由作者M K Pavan Kumar创作
在这次生成式AI转型中,企业正在利用先进的基于代理的系统从复杂的数据集中提取洞察。该应用展示了一种创新的方法,通过多代理架构处理和分析公司财务数据。由OpenAI、Ollama和Anthropic代理驱动,该系统旨在与Qdrant这一强大的向量数据库无缝互动,并通过Streamlit界面提供可操作的洞察。
该架构整合了尖端工具和技术,以高效地摄取、索引和查询财务数据。通过采用多个专业代理,该系统确保了可扩展性、模块化和精确的信息检索,使其成为动态财务分析场景的理想解决方案。
架构说明
该架构围绕三个关键组件构建:
-
Streamlit界面:用户通过用户友好的Streamlit界面与系统交互。查询从前端发送到后端,由代理进行处理。
-
代理层:实现了三个专门的代理,每个代理由不同的大语言模型(OpenAI、Ollama和Anthropic)驱动:
- OpenAI代理:处理结构化查询,并对函数调用数量进行限制以优化性能。
- Ollama代理(ReAct):专注于上下文和动态查询处理。
- Anthropic代理(ReAct):提供强大的查询理解和响应生成。
-
Qdrant向量数据库:作为索引财务文档的中央存储。三月、六月和九月的财务数据通过自定义的Python脚本被摄取并索引到Qdrant中。
数据准备与索引:来自多个季度的数据被摄取并索引到Qdrant。如果集合不存在,则从文档创建新的索引。否则,重用现有索引。这确保了高效的数据处理和冗余避免。
查询引擎设置:每个索引被转换为查询引擎,使用OpenAI的大语言模型进行基于相似性的搜索。这些引擎被配置为检索最相关的前三个结果。
工具创建与集成:为每个财务季度创建查询工具,提供详细描述以确保用户查询的准确上下文。

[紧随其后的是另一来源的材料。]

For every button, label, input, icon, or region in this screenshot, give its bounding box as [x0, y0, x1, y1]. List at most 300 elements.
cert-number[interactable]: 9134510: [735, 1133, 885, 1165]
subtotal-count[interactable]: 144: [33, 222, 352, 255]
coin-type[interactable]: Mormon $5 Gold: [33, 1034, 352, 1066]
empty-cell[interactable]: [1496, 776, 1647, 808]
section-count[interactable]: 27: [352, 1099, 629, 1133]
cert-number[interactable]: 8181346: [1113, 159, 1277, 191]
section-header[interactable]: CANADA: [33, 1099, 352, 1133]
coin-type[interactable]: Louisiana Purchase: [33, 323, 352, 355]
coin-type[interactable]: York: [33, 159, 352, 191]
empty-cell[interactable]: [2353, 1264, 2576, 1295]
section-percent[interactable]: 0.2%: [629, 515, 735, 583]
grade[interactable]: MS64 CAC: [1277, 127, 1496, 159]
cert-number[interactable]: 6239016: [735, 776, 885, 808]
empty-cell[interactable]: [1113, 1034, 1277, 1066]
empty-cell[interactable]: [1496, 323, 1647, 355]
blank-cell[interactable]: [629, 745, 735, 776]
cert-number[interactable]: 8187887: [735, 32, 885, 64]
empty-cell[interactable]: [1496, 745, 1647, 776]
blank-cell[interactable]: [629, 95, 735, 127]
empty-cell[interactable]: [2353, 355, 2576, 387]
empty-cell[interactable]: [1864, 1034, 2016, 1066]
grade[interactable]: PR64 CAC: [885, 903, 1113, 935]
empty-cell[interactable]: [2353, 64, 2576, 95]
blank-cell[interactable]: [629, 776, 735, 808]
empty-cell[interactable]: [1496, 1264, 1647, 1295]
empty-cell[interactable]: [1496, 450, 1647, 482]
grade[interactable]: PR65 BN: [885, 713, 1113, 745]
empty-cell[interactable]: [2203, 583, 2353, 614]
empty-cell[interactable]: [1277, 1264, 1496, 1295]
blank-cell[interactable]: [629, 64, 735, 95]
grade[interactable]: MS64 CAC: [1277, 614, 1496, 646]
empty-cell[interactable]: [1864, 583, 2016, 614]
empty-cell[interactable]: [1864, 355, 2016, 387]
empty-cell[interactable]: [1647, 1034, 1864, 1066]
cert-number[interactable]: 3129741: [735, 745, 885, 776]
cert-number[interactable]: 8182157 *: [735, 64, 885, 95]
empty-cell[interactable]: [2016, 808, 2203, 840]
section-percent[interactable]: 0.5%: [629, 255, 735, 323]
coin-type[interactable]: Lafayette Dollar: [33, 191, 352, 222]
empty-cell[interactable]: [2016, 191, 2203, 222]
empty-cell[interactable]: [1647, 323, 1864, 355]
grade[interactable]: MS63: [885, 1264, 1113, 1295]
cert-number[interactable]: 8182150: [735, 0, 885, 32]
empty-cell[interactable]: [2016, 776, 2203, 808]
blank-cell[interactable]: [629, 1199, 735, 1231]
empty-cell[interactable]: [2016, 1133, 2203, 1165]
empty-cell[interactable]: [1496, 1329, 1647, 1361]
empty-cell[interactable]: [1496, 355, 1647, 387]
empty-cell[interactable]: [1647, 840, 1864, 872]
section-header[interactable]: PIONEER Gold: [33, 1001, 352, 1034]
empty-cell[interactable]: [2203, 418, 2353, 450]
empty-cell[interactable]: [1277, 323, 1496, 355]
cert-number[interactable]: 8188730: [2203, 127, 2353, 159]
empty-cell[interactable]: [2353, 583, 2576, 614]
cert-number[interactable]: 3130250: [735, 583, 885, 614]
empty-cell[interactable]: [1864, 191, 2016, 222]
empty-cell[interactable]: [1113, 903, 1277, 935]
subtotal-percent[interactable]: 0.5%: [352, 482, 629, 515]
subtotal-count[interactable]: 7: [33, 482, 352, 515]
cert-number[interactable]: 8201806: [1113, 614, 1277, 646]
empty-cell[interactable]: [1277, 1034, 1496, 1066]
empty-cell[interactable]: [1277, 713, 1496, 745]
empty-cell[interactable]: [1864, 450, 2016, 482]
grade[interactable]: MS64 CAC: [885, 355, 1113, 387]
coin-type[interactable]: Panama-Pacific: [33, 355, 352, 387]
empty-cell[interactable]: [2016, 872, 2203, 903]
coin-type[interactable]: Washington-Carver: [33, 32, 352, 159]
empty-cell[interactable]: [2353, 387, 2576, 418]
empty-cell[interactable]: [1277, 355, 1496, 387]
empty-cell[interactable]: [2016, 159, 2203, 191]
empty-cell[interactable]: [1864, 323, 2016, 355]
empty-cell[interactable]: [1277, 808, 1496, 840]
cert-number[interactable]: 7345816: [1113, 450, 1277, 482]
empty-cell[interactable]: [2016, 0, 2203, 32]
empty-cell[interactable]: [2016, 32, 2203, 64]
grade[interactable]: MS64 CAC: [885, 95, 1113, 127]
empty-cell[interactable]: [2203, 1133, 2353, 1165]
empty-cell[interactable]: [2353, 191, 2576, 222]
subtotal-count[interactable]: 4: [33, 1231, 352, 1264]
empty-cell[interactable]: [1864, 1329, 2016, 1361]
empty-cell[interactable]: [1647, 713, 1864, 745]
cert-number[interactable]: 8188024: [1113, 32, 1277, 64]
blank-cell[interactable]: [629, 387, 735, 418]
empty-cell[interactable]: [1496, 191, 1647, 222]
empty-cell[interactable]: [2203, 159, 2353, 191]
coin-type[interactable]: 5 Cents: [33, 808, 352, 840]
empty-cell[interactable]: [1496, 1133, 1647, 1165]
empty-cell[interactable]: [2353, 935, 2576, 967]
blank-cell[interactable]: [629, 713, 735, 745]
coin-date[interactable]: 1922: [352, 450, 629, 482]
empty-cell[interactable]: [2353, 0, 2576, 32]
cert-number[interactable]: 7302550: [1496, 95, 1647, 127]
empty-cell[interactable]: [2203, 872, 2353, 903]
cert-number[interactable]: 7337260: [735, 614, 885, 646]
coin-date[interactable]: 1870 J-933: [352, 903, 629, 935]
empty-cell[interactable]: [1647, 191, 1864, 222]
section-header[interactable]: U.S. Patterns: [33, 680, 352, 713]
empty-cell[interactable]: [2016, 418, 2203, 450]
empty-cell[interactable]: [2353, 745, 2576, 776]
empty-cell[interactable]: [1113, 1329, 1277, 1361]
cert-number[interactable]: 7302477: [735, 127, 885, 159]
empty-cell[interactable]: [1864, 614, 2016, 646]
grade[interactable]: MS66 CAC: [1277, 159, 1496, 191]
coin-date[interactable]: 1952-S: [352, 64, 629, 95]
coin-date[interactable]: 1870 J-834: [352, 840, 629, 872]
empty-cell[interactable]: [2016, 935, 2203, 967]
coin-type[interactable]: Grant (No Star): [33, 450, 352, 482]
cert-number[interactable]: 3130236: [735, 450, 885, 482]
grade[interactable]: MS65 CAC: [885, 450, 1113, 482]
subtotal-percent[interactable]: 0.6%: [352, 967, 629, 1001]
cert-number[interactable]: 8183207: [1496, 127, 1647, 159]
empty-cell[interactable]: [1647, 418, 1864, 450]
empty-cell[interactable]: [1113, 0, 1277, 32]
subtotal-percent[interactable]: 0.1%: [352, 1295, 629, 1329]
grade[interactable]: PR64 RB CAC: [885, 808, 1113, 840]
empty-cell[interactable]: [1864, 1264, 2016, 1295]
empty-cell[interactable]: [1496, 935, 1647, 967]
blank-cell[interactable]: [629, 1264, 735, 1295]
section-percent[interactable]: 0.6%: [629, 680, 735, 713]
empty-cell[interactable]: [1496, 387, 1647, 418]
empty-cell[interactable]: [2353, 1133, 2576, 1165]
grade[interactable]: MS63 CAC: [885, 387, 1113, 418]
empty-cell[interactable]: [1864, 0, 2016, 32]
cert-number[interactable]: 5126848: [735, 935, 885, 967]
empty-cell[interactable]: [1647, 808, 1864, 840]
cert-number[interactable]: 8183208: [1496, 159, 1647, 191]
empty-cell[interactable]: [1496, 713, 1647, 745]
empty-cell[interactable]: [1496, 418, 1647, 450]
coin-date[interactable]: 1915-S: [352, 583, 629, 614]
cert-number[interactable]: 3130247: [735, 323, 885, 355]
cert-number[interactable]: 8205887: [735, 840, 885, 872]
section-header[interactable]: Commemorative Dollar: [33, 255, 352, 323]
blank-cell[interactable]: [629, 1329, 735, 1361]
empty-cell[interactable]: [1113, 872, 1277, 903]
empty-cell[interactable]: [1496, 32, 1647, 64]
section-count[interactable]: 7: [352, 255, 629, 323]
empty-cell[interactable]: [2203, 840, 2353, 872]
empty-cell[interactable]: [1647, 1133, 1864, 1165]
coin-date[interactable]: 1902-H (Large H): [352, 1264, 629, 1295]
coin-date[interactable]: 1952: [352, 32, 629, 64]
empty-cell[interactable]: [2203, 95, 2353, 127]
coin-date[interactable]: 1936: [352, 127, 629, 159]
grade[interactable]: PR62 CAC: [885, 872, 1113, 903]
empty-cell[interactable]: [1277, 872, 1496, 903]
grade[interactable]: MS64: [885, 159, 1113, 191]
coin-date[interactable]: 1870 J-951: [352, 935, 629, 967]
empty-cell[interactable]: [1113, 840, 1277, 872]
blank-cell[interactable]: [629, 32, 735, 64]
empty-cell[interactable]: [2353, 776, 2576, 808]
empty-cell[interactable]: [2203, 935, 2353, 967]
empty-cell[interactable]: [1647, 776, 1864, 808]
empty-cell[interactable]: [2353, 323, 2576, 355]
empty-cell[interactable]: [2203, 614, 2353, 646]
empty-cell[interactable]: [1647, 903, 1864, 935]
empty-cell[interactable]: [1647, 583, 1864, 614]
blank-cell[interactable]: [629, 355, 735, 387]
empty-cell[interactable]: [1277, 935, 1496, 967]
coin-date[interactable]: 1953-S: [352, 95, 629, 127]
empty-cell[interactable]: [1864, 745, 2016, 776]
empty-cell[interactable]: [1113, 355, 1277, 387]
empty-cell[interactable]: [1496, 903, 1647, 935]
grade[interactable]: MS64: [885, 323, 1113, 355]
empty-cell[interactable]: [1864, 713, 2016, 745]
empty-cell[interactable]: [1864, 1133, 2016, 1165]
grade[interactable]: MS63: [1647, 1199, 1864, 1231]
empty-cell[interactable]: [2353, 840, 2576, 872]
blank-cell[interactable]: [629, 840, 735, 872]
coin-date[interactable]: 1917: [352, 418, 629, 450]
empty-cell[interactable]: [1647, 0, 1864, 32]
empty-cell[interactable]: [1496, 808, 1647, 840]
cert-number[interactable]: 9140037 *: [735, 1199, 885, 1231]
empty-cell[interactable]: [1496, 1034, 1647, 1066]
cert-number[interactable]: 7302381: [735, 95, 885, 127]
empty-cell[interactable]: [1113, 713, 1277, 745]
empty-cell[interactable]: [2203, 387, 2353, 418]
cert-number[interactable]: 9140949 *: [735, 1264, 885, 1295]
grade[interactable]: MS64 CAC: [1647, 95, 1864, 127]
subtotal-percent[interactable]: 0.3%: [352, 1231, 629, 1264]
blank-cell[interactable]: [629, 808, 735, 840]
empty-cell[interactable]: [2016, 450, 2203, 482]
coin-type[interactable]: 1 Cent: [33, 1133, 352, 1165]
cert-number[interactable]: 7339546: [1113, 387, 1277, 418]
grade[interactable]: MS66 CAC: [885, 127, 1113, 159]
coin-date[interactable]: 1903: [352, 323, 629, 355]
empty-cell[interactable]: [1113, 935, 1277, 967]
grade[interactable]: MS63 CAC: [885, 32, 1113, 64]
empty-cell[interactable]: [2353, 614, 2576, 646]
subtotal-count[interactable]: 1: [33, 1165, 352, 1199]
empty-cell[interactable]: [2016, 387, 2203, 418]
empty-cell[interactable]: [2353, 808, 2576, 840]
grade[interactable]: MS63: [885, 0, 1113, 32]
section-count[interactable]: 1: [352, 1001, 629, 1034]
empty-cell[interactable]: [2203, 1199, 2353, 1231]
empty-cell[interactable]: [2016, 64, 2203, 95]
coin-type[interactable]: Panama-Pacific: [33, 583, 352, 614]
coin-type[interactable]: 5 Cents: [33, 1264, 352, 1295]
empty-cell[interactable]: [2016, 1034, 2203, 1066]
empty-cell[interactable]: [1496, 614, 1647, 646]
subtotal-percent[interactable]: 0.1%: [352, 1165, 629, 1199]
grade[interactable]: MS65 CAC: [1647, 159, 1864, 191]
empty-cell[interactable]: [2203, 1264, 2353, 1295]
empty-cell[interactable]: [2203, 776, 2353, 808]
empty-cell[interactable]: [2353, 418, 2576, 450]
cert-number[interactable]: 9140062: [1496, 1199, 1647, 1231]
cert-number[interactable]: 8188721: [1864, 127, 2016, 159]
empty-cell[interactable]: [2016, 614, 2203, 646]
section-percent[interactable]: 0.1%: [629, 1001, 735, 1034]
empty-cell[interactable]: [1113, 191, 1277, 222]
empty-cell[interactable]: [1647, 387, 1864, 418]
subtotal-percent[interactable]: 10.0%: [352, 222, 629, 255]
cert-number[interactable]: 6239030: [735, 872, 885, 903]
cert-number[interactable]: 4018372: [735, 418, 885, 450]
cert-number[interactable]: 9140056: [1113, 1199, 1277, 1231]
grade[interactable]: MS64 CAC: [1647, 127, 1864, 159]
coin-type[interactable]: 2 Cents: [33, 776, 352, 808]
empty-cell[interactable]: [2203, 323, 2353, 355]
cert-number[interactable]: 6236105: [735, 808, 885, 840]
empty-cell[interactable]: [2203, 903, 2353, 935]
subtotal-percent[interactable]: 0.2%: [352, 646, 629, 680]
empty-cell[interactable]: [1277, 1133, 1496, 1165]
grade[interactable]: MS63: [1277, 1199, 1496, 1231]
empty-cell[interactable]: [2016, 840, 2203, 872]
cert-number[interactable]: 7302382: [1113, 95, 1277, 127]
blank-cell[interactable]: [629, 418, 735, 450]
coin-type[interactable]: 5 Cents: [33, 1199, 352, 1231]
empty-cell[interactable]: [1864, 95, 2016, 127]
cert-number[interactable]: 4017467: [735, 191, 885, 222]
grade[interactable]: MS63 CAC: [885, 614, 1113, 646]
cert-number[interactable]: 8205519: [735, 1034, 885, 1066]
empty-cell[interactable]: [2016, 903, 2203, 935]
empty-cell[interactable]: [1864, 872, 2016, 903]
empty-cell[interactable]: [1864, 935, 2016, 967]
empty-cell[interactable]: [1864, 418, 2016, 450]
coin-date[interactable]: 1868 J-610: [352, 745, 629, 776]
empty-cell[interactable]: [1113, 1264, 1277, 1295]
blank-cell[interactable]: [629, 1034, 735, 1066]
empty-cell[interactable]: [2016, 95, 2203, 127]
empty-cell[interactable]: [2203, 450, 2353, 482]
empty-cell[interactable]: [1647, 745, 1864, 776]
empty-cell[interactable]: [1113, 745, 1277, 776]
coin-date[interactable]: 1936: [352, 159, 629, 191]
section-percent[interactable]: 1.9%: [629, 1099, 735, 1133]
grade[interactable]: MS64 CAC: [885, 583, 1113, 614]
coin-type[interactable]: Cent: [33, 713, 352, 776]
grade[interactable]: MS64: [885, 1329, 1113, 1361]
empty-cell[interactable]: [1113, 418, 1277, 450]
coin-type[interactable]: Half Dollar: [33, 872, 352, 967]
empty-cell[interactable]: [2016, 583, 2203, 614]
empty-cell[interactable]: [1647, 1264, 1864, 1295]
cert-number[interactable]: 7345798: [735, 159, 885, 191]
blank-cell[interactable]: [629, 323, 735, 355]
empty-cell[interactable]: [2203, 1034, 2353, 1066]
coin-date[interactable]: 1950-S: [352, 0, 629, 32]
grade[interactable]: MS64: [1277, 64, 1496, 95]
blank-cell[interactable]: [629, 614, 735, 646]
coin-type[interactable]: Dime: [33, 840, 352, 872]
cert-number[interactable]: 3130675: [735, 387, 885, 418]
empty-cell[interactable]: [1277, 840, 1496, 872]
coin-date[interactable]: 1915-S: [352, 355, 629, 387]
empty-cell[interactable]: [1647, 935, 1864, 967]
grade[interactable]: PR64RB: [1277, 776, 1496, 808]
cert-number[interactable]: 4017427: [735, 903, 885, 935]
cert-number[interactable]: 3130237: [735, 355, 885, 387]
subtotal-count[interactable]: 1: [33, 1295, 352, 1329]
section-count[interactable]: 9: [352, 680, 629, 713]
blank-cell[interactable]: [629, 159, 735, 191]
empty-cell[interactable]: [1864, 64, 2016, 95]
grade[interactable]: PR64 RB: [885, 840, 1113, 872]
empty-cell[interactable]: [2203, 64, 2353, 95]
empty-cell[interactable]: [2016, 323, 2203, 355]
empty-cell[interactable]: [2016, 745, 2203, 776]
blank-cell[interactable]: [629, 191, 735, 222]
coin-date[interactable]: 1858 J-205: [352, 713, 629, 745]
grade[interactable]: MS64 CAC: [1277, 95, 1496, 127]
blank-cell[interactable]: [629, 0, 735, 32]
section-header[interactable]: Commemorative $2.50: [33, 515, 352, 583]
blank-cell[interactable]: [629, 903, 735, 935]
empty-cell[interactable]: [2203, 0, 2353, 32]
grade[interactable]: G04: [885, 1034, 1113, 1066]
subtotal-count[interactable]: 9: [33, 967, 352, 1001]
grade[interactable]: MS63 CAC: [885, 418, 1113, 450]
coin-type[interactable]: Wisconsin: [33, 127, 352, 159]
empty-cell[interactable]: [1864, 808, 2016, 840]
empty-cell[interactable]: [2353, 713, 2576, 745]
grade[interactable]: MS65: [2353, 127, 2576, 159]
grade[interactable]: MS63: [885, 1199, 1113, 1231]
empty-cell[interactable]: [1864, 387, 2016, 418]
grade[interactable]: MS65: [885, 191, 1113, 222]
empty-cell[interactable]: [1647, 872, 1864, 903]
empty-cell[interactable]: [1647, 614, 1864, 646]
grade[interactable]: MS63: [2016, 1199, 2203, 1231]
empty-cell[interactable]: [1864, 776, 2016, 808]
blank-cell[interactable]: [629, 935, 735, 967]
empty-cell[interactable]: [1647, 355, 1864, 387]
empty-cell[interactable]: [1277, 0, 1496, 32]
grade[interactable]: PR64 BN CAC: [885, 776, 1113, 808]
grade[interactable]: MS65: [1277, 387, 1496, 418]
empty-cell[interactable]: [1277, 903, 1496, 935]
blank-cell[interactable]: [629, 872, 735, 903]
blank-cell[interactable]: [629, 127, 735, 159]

然后将这些工具集成到各自的代理中,能够实现精确的信息检索和响应生成。
分层架构允许对财务数据进行模块化、可扩展和高效的分析,以最小的延迟提供可操作的洞察。
实现:
项目结构如下所示
.
├── agent_query_planning.iml
├── .env
├── data
│ ├── 10k
│ │ ├── lyft_2021.pdf
│ │ └── uber_2021.pdf
│ └── 10q
│ ├── uber_10q_june_2022.pdf
│ ├── uber_10q_march_2022.pdf
│ └── uber_10q_sept_2022.pdf
├── financial_data_analysing_agent.py
└── requirements.txt
environment
(.env) 和 requirements.txt
文件如下
OPENAI_API_KEY=sk-proj-
ANTHROPIC_API_KEY=sk-ant-
LANGFUSE_SECRET_KEY=sk-lf-
LANGFUSE_PUBLIC_KEY=pk-lf-
LANGFUSE_HOST=http://localhost:3000
openai
python-dotenv
qdrant-client
llama-index
llama-index-vector-stores-qdrant
llama-index-embeddings-ollama
llama-index-embeddings-openai
llama-index-llms-anthropic
llama-index-llms-ollama
llama-index-llms-openai
llama-index-agent-openai
streamlit
langfuse
步骤 1:现在让我们首先初始化模型和一些全局设置。
def initialize_models():
Settings.chunk_size = 512
Settings.chunk_overlap = 20
openai_llm = OpenAI(model="gpt-4")
ollama_llm = Ollama(model="llama3.2:latest", temperature=0.2, base_url="http://localhost:11434/")
anthropic_llm = Anthropic(model="claude-3-5-sonnet-20240620")
return openai_llm, ollama_llm, anthropic_llm
步骤 2:让我们从多个 PDF 文件中加载数据,如下所示
def load_documents():
march_data = SimpleDirectoryReader(input_files=['./data/10q/uber_10q_march_2022.pdf']).load_data(show_progress=True)
june_data = SimpleDirectoryReader(input_files=['./data/10q/uber_10q_june_2022.pdf']).load_data(show_progress=True)
sept_data = SimpleDirectoryReader(input_files=['./data/10q/uber_10q_sept_2022.pdf']).load_data(show_progress=True)
return march_data, june_data, sept_data
步骤 3:让我们设置向量存储。
def setup_vector_store():
qdrant_store_client = QdrantClient(url="http://localhost:6333/", api_key="th3s3cr3tk3y")
vector_store = QdrantVectorStore(collection_name="financial_data", client=qdrant_store_client)
storage_ctx = StorageContext.from_defaults(vector_store=vector_store)
return qdrant_store_client, vector_store, storage_ctx
步骤 4:让我们创建索引和查询引擎,如下所示。
def create_indices(qdrant_store_client, vector_store, storage_ctx, march_data, june_data, sept_data):
if not qdrant_store_client.collection_exists(collection_name="financial_data"):
march_index = VectorStoreIndex.from_documents(documents=march_data, storage_context=storage_ctx)
june_index = VectorStoreIndex.from_documents(documents=june_data, storage_context=storage_ctx)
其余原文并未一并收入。